FBI Director James B. Comey told the Senate Intelligence Committee on Tuesday that FBI technicians have still been unable to access encrypted data on a cellphone belonging to the terrorist couple that attacked a holiday party in San Bernardino on December 2.
“We still have one of those killers’ phones that we haven’t been able to open,” Comey told the committee. “It has been two months now and we are still working on it.”
Federal investigators believe the encrypted data may shed light the actions the two killers, Syed Rizwan Farook, 28, and his wife, Tashfeen Malik, 29, both before and after the attack.

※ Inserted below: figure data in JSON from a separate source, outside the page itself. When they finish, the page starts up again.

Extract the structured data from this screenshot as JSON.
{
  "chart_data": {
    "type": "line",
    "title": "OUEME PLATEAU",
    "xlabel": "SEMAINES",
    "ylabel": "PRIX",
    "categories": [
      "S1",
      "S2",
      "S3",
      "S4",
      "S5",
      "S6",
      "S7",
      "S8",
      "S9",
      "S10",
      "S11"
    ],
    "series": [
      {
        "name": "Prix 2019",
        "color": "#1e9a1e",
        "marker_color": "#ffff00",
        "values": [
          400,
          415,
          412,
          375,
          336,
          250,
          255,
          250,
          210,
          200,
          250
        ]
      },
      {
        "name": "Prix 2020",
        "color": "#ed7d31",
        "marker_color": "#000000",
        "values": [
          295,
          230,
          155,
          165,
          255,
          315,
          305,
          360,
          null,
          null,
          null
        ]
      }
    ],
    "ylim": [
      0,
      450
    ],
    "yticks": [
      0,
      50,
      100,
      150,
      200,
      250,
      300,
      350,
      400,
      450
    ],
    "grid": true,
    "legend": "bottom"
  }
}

Investigators are particularly interested in whether the two may have had help from others prior to the attack and whether they had plans to attack additional targets.
This is at least the second time that cellphone encryption has blunted an FBI investigation into a terror attack on U.S. soil. In December, Comey told the Senate Judiciary Committee that one of the terrorists involved in the thwarted Garland, TX attack exchanged 109 messages with an overseas terrorist just prior to the attack. However, due to encryption the FBI could not access those messages.
The rise in consumer privacy concerns over the past few years has led to an increase in available encryption technology that enables only the user to unlock the phone. This is an issue that concerns many in law enforcement as it can greatly hinders their ability to conduct investigations and stop future attacks. Privacy advocates and some cellphone companies argue, however, that keeping a separate “key” to open locked devices would also make them vulnerable to hackers.